The right hon. Gentleman is not going to wriggle out by putting it in an historical context. A tranche of military redundancy is going on right now, and regrettably there will have to be further tranches. Would he scrap them and, if so, where would he get the money from?
It is ironic and peculiar that the current Secretary of State is seeking a commitment from the official Opposition to reverse cuts that he has not even yet announced. It is a ludicrous way to conduct politics and economics.
This cut comes alongside cuts to front-line allowances, and permanent changes to pensions, which will detrimentally affect those who require to take their pensions earlier in life. A corporal who has lost both legs in a bomb blast in Afghanistan will miss out on £500,000 in pension and benefit-related pensions. War widows will also lose out enormously. A 34-year-old wife of a staff sergeant killed in Afghanistan would be almost £750,000 worse off throughout her life.
Ministers blame deficit reduction but the argument does not add up. These changes are permanent, so the impact will be felt long after the deficit has been paid down and the economy has returned to growth.
I believe it is uncomfortable for us all that Sir Michael Moore, the chairman of the Forces Pension Society, has been moved to say:
“I have never seen a Government erode the morale of the Armed Forces so quickly”.
What has been the Prime Minister’s response? It has been a Cabinet Sub-Committee of his Ministers.

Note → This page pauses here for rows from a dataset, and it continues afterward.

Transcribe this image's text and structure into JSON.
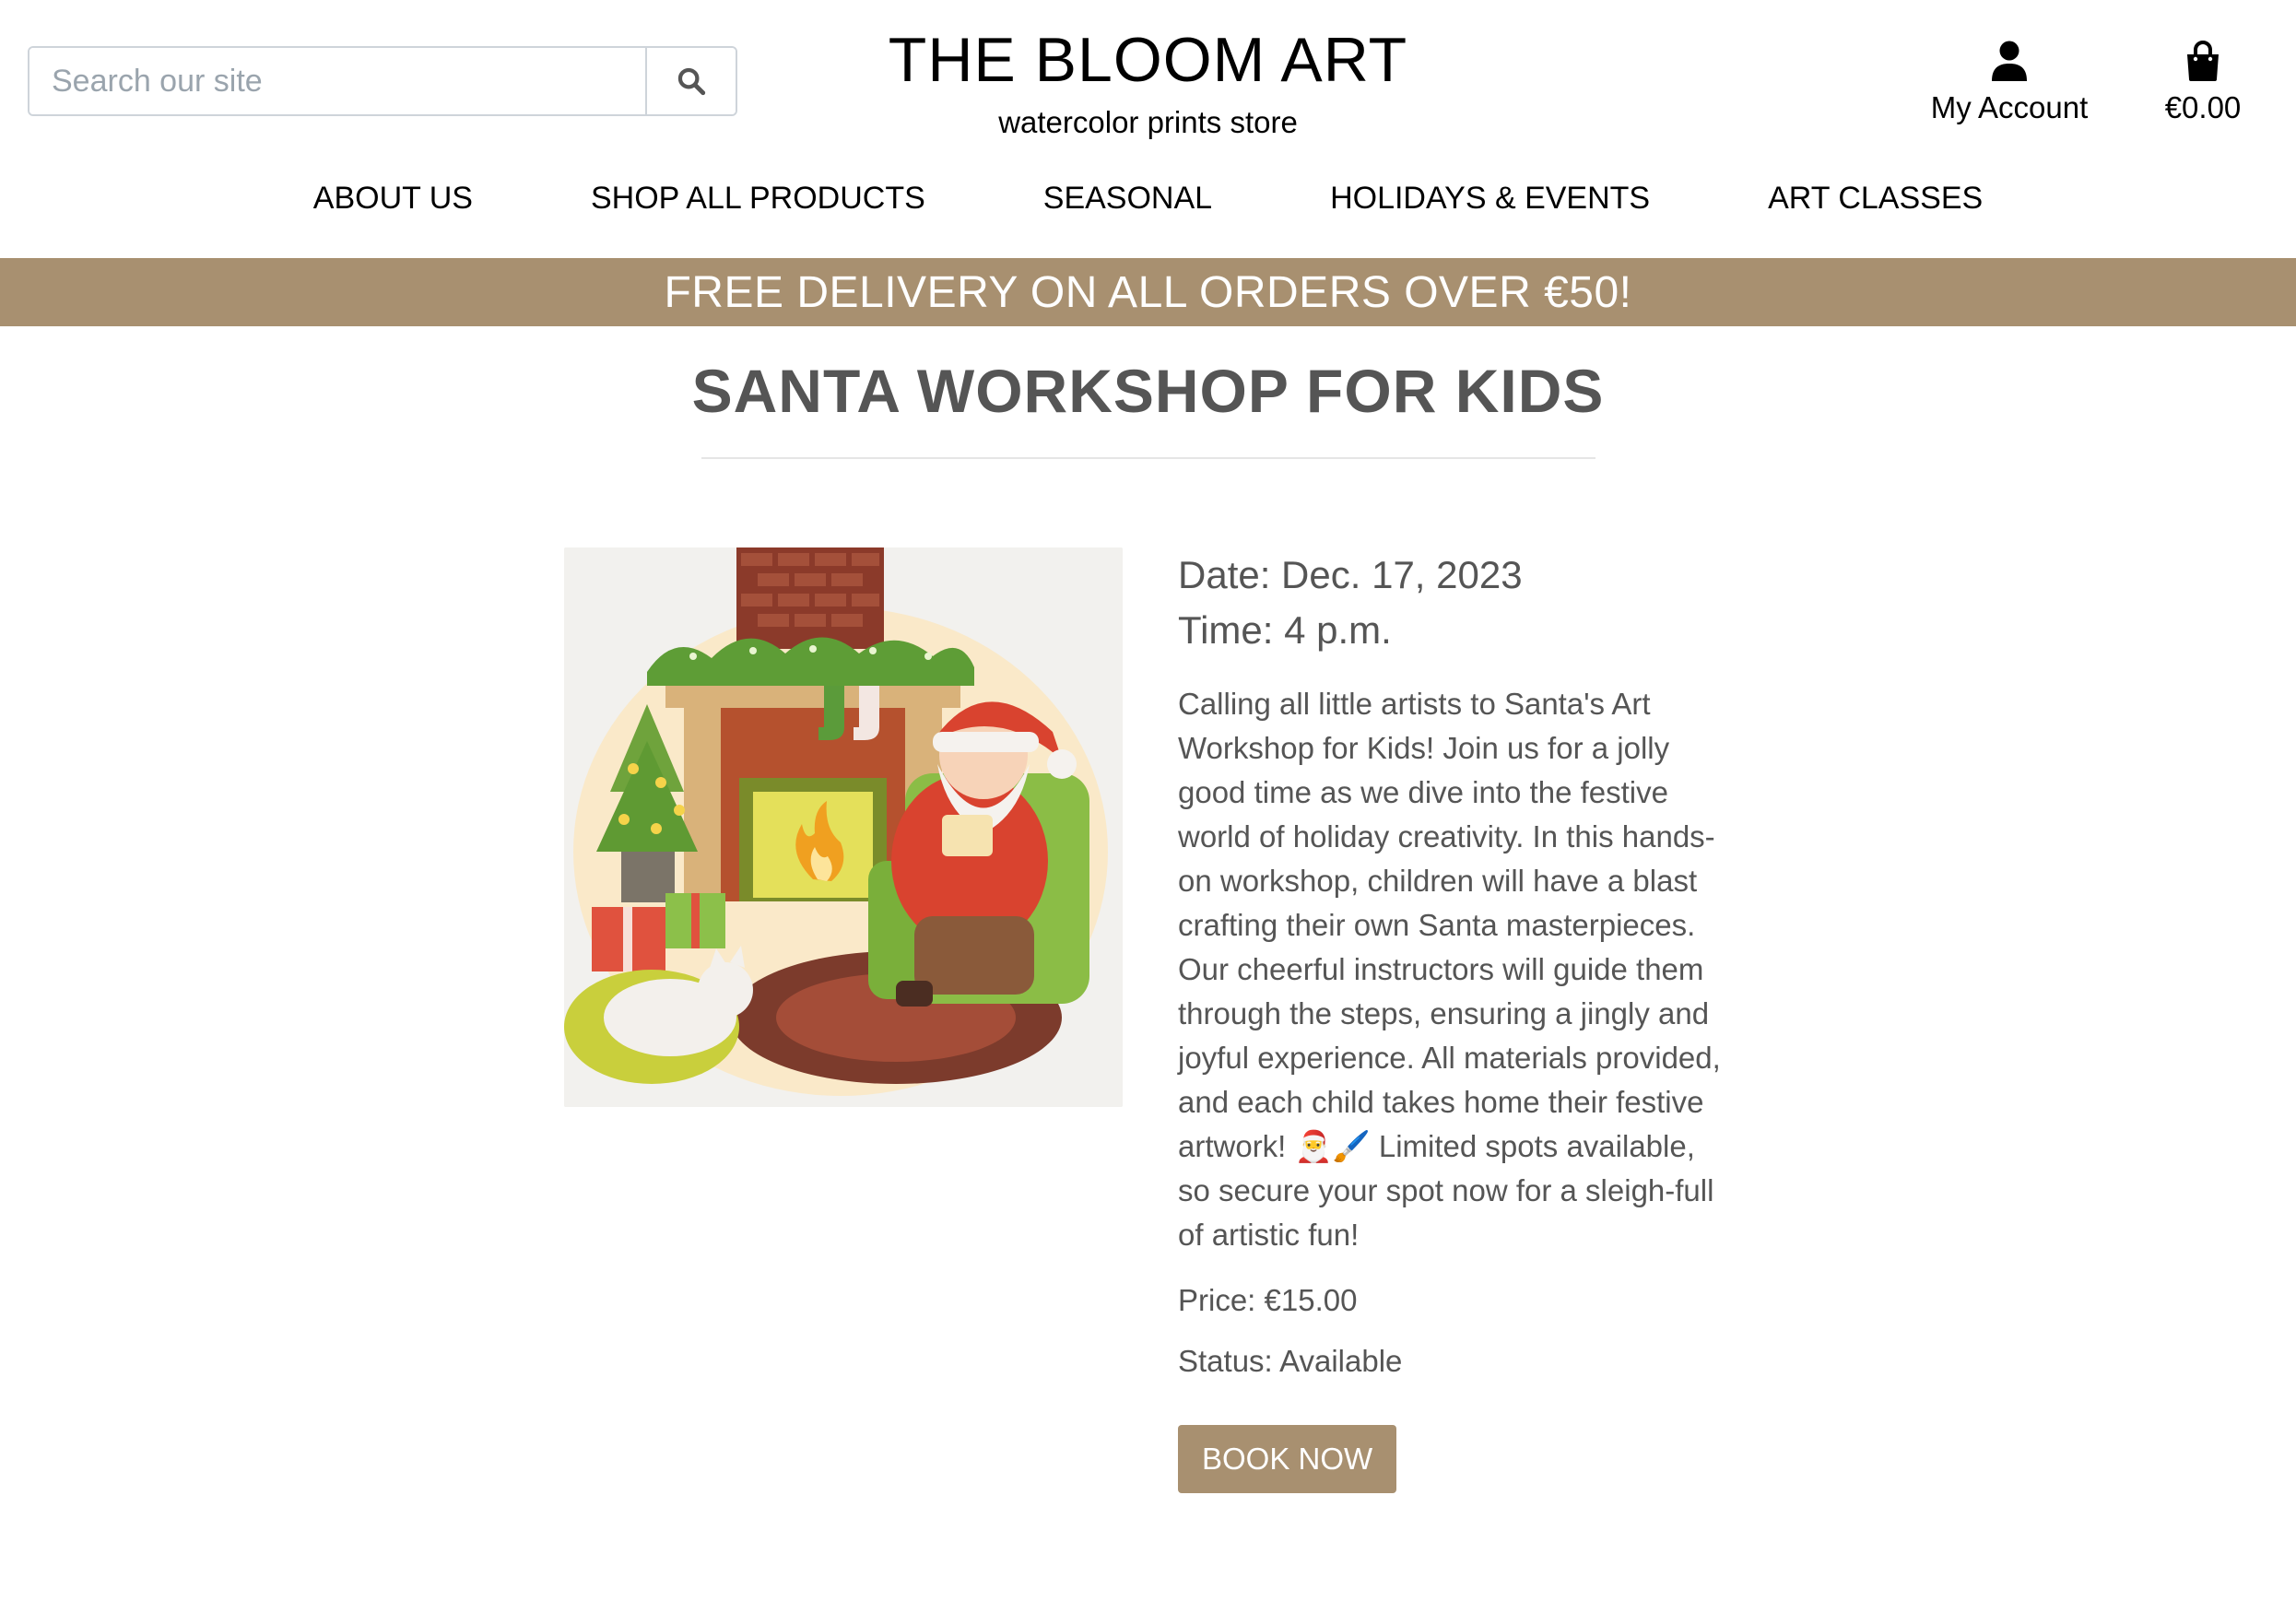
{
  "search": {
    "placeholder": "Search our site",
    "icon": "search-icon"
  },
  "brand": {
    "title": "THE BLOOM ART",
    "subtitle": "watercolor prints store"
  },
  "account": {
    "label": "My Account",
    "icon": "user-icon"
  },
  "cart": {
    "total": "€0.00",
    "icon": "shopping-bag-icon"
  },
  "nav": {
    "items": [
      {
        "label": "ABOUT US"
      },
      {
        "label": "SHOP ALL PRODUCTS"
      },
      {
        "label": "SEASONAL"
      },
      {
        "label": "HOLIDAYS & EVENTS"
      },
      {
        "label": "ART CLASSES"
      }
    ]
  },
  "banner": {
    "text": "FREE DELIVERY ON ALL ORDERS OVER €50!"
  },
  "workshop": {
    "title": "SANTA WORKSHOP FOR KIDS",
    "image_alt": "Watercolor illustration of Santa reading by the fireplace",
    "date": "Date: Dec. 17, 2023",
    "time": "Time: 4 p.m.",
    "description": "Calling all little artists to Santa's Art Workshop for Kids! Join us for a jolly good time as we dive into the festive world of holiday creativity. In this hands-on workshop, children will have a blast crafting their own Santa masterpieces. Our cheerful instructors will guide them through the steps, ensuring a jingly and joyful experience. All materials provided, and each child takes home their festive artwork! 🎅🖌️ Limited spots available, so secure your spot now for a sleigh-full of artistic fun!",
    "price": "Price: €15.00",
    "status": "Status: Available",
    "book_label": "BOOK NOW"
  },
  "colors": {
    "accent": "#a89070",
    "text": "#555555"
  }
}
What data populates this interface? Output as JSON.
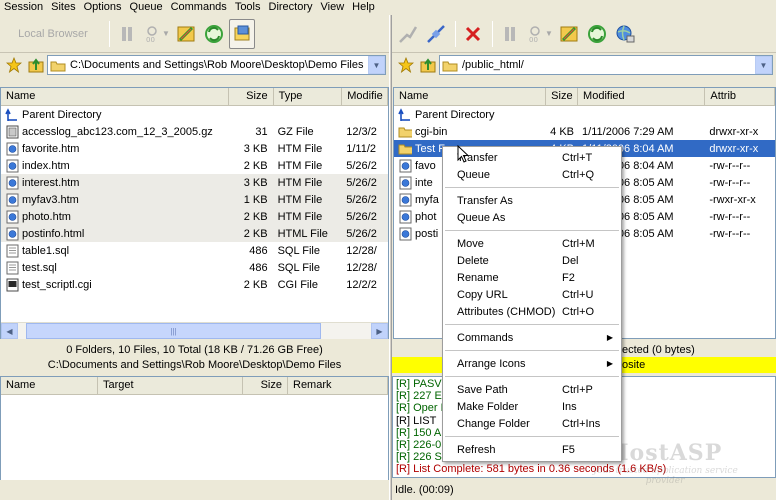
{
  "menu": [
    "Session",
    "Sites",
    "Options",
    "Queue",
    "Commands",
    "Tools",
    "Directory",
    "View",
    "Help"
  ],
  "left": {
    "toolbar": {
      "local_browser_label": "Local Browser"
    },
    "path": "C:\\Documents and Settings\\Rob Moore\\Desktop\\Demo Files",
    "columns": [
      "Name",
      "Size",
      "Type",
      "Modifie"
    ],
    "files": [
      {
        "name": "Parent Directory",
        "size": "",
        "type": "",
        "modified": "",
        "icon": "parent-directory-icon"
      },
      {
        "name": "accesslog_abc123.com_12_3_2005.gz",
        "size": "31",
        "type": "GZ File",
        "modified": "12/3/2",
        "icon": "archive-file-icon"
      },
      {
        "name": "favorite.htm",
        "size": "3 KB",
        "type": "HTM File",
        "modified": "1/11/2",
        "icon": "html-file-icon"
      },
      {
        "name": "index.htm",
        "size": "2 KB",
        "type": "HTM File",
        "modified": "5/26/2",
        "icon": "html-file-icon"
      },
      {
        "name": "interest.htm",
        "size": "3 KB",
        "type": "HTM File",
        "modified": "5/26/2",
        "icon": "html-file-icon"
      },
      {
        "name": "myfav3.htm",
        "size": "1 KB",
        "type": "HTM File",
        "modified": "5/26/2",
        "icon": "html-file-icon"
      },
      {
        "name": "photo.htm",
        "size": "2 KB",
        "type": "HTM File",
        "modified": "5/26/2",
        "icon": "html-file-icon"
      },
      {
        "name": "postinfo.html",
        "size": "2 KB",
        "type": "HTML File",
        "modified": "5/26/2",
        "icon": "html-file-icon"
      },
      {
        "name": "table1.sql",
        "size": "486",
        "type": "SQL File",
        "modified": "12/28/",
        "icon": "text-file-icon"
      },
      {
        "name": "test.sql",
        "size": "486",
        "type": "SQL File",
        "modified": "12/28/",
        "icon": "text-file-icon"
      },
      {
        "name": "test_scriptl.cgi",
        "size": "2 KB",
        "type": "CGI File",
        "modified": "12/2/2",
        "icon": "script-file-icon"
      }
    ],
    "status": "0 Folders, 10 Files, 10 Total (18 KB / 71.26 GB Free)",
    "path_status": "C:\\Documents and Settings\\Rob Moore\\Desktop\\Demo Files"
  },
  "right": {
    "path": "/public_html/",
    "columns": [
      "Name",
      "Size",
      "Modified",
      "Attrib"
    ],
    "files": [
      {
        "name": "Parent Directory",
        "size": "",
        "modified": "",
        "attrib": "",
        "icon": "parent-directory-icon"
      },
      {
        "name": "cgi-bin",
        "size": "4 KB",
        "modified": "1/11/2006 7:29 AM",
        "attrib": "drwxr-xr-x",
        "icon": "folder-icon"
      },
      {
        "name": "Test F",
        "size": "4 KB",
        "modified": "1/11/2006 8:04 AM",
        "attrib": "drwxr-xr-x",
        "icon": "folder-icon"
      },
      {
        "name": "favo",
        "size": "",
        "modified": "1/11/2006 8:04 AM",
        "attrib": "-rw-r--r--",
        "icon": "html-file-icon"
      },
      {
        "name": "inte",
        "size": "",
        "modified": "1/11/2006 8:05 AM",
        "attrib": "-rw-r--r--",
        "icon": "html-file-icon"
      },
      {
        "name": "myfa",
        "size": "",
        "modified": "1/11/2006 8:05 AM",
        "attrib": "-rwxr-xr-x",
        "icon": "html-file-icon"
      },
      {
        "name": "phot",
        "size": "",
        "modified": "1/11/2006 8:05 AM",
        "attrib": "-rw-r--r--",
        "icon": "html-file-icon"
      },
      {
        "name": "posti",
        "size": "",
        "modified": "1/11/2006 8:05 AM",
        "attrib": "-rw-r--r--",
        "icon": "html-file-icon"
      }
    ],
    "status": "ected (0 bytes)",
    "site_status": "osite"
  },
  "queue": {
    "columns": [
      "Name",
      "Target",
      "Size",
      "Remark"
    ]
  },
  "log": [
    {
      "text": "[R] PASV",
      "color": "#006400"
    },
    {
      "text": "[R] 227 E                                        211,241)",
      "color": "#006400"
    },
    {
      "text": "[R] Oper                                        PORT: 54257",
      "color": "#006400"
    },
    {
      "text": "[R] LIST",
      "color": "#000000"
    },
    {
      "text": "[R] 150 A",
      "color": "#006400"
    },
    {
      "text": "[R] 226-0",
      "color": "#006400"
    },
    {
      "text": "[R] 226 S",
      "color": "#006400"
    },
    {
      "text": "[R] List Complete: 581 bytes in 0.36 seconds (1.6 KB/s)",
      "color": "#b00000"
    }
  ],
  "bottom": {
    "idle": "Idle. (00:09)"
  },
  "watermark": {
    "title": "HostASP",
    "tagline": "your trusted application service provider"
  },
  "context_menu": {
    "items": [
      {
        "type": "item",
        "label": "Transfer",
        "shortcut": "Ctrl+T"
      },
      {
        "type": "item",
        "label": "Queue",
        "shortcut": "Ctrl+Q"
      },
      {
        "type": "sep"
      },
      {
        "type": "item",
        "label": "Transfer As",
        "shortcut": ""
      },
      {
        "type": "item",
        "label": "Queue As",
        "shortcut": ""
      },
      {
        "type": "sep"
      },
      {
        "type": "item",
        "label": "Move",
        "shortcut": "Ctrl+M"
      },
      {
        "type": "item",
        "label": "Delete",
        "shortcut": "Del"
      },
      {
        "type": "item",
        "label": "Rename",
        "shortcut": "F2"
      },
      {
        "type": "item",
        "label": "Copy URL",
        "shortcut": "Ctrl+U"
      },
      {
        "type": "item",
        "label": "Attributes (CHMOD)",
        "shortcut": "Ctrl+O"
      },
      {
        "type": "sep"
      },
      {
        "type": "submenu",
        "label": "Commands",
        "shortcut": ""
      },
      {
        "type": "sep"
      },
      {
        "type": "submenu",
        "label": "Arrange Icons",
        "shortcut": ""
      },
      {
        "type": "sep"
      },
      {
        "type": "item",
        "label": "Save Path",
        "shortcut": "Ctrl+P"
      },
      {
        "type": "item",
        "label": "Make Folder",
        "shortcut": "Ins"
      },
      {
        "type": "item",
        "label": "Change Folder",
        "shortcut": "Ctrl+Ins"
      },
      {
        "type": "sep"
      },
      {
        "type": "item",
        "label": "Refresh",
        "shortcut": "F5"
      }
    ]
  },
  "colors": {
    "selection": "#316ac5",
    "status_yellow": "#ffff00",
    "window_bg": "#ece9d8"
  }
}
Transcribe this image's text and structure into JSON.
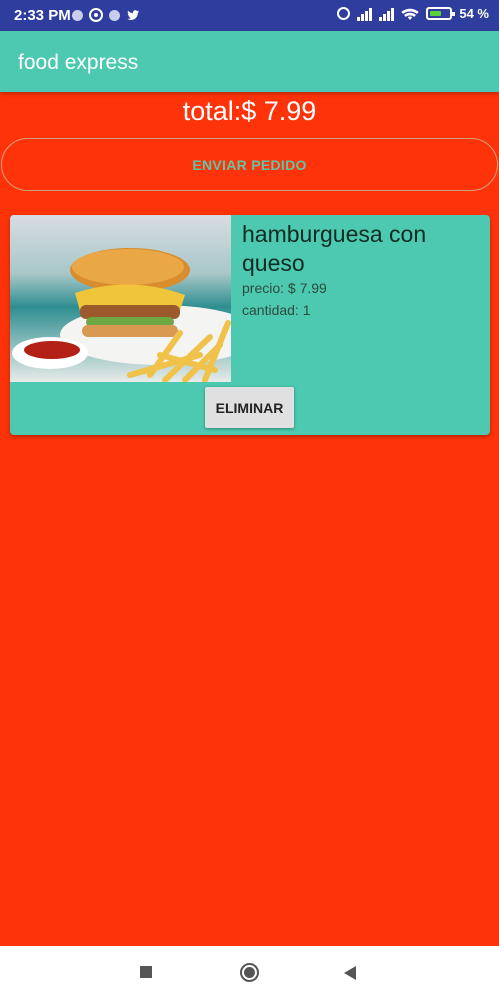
{
  "status_bar": {
    "time": "2:33 PM",
    "battery_percent": "54 %",
    "battery_level": 0.54,
    "icons": [
      "notification-dot-icon",
      "whatsapp-icon",
      "notification-dot-icon",
      "twitter-icon",
      "alarm-icon",
      "signal-icon",
      "signal-icon",
      "wifi-icon",
      "battery-charging-icon"
    ]
  },
  "app_bar": {
    "title": "food express"
  },
  "order": {
    "total_label": "total:$ 7.99",
    "send_label": "ENVIAR PEDIDO"
  },
  "cart_items": [
    {
      "name": "hamburguesa con queso",
      "price_label": "precio: $ 7.99",
      "quantity_label": "cantidad: 1",
      "image": "burger-and-fries-photo",
      "delete_label": "ELIMINAR"
    }
  ],
  "nav_bar": {
    "icons": [
      "recents-square-icon",
      "home-circle-icon",
      "back-triangle-icon"
    ]
  },
  "colors": {
    "status_bar": "#2f3e9e",
    "app_bar": "#4cc9b0",
    "background": "#ff330a",
    "card": "#4cc9b0",
    "send_text": "#5cc7a8"
  }
}
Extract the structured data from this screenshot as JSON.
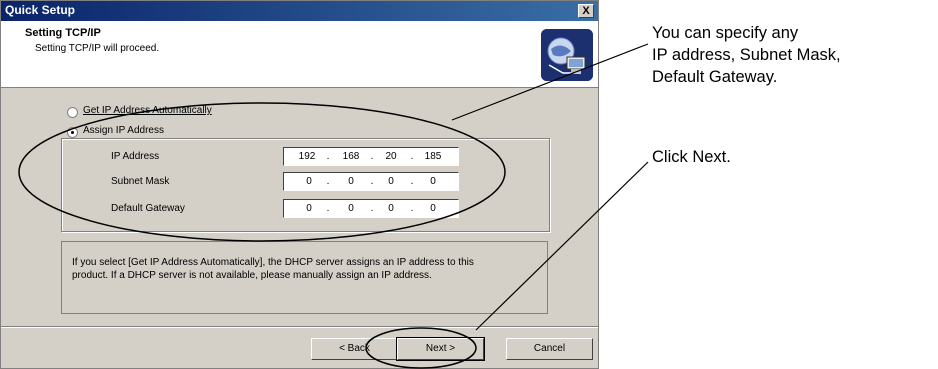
{
  "window": {
    "title": "Quick Setup",
    "close_label": "X"
  },
  "header": {
    "title": "Setting TCP/IP",
    "subtitle": "Setting TCP/IP will proceed."
  },
  "options": {
    "auto_label": "Get IP Address Automatically",
    "assign_label": "Assign IP Address",
    "selected": "assign"
  },
  "fields": [
    {
      "label": "IP Address",
      "octets": [
        "192",
        "168",
        "20",
        "185"
      ]
    },
    {
      "label": "Subnet Mask",
      "octets": [
        "0",
        "0",
        "0",
        "0"
      ]
    },
    {
      "label": "Default Gateway",
      "octets": [
        "0",
        "0",
        "0",
        "0"
      ]
    }
  ],
  "info": {
    "line1": "If you select [Get IP Address Automatically], the DHCP server assigns an IP address to this",
    "line2": "product. If a DHCP server is not available, please manually assign an IP address."
  },
  "buttons": {
    "back": "< Back",
    "next": "Next >",
    "cancel": "Cancel"
  },
  "annotations": {
    "a1_line1": "You can specify any",
    "a1_line2": "IP address, Subnet Mask,",
    "a1_line3": "Default Gateway.",
    "a2": "Click Next."
  }
}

To those in the front line, that will be little consolation. Indeed, given some of the decisions that have been taken, they are likely to want fewer, not more ministerial meetings. As I have previously said, I think there is a case for fewer Ministers in the Ministry of Defence in and of itself.
As the Secretary of State has rightly said, UK armed forces are a “force for good” across the globe, bringing peace to the Balkans, promoting stability in Sierra Leone, building capacity across Africa, supporting the actions around Libya, the normalisation of Northern Ireland and counter-terrorism at home and overseas, including in Iraq and Afghanistan. We want our forces to continue to play such a world-leading role, but their ability to do so is being challenged by the decisions of the Government.
I thank the shadow Secretary of State for giving way so courteously. In his list of commitments, the one thing he has not mentioned is the strategic nuclear deterrent. In the light of the first contribution that was made from the Opposition Back Benches, would he care to reiterate his party’s commitment to the renewal of the strategic nuclear deterrent?
My hon. Friend the Member for Barrow and Furness (John Woodcock) is over my right shoulder, and I would not wish to steal his speech, because without anticipating its detail I expect it will be a detailed rebuttal of my right hon. Friend the Member for Newcastle upon Tyne East (Mr Brown). Briefly, our view remains that we believe in the minimum credible independent nuclear deterrent. The timing of the Government’s process does surprise many, because it seems to be designed for internal political dynamics rather than the defence of our nation, but generally we do support the retention of the minimum independent nuclear deterrent, and we look forward to an informed debate about its renewal.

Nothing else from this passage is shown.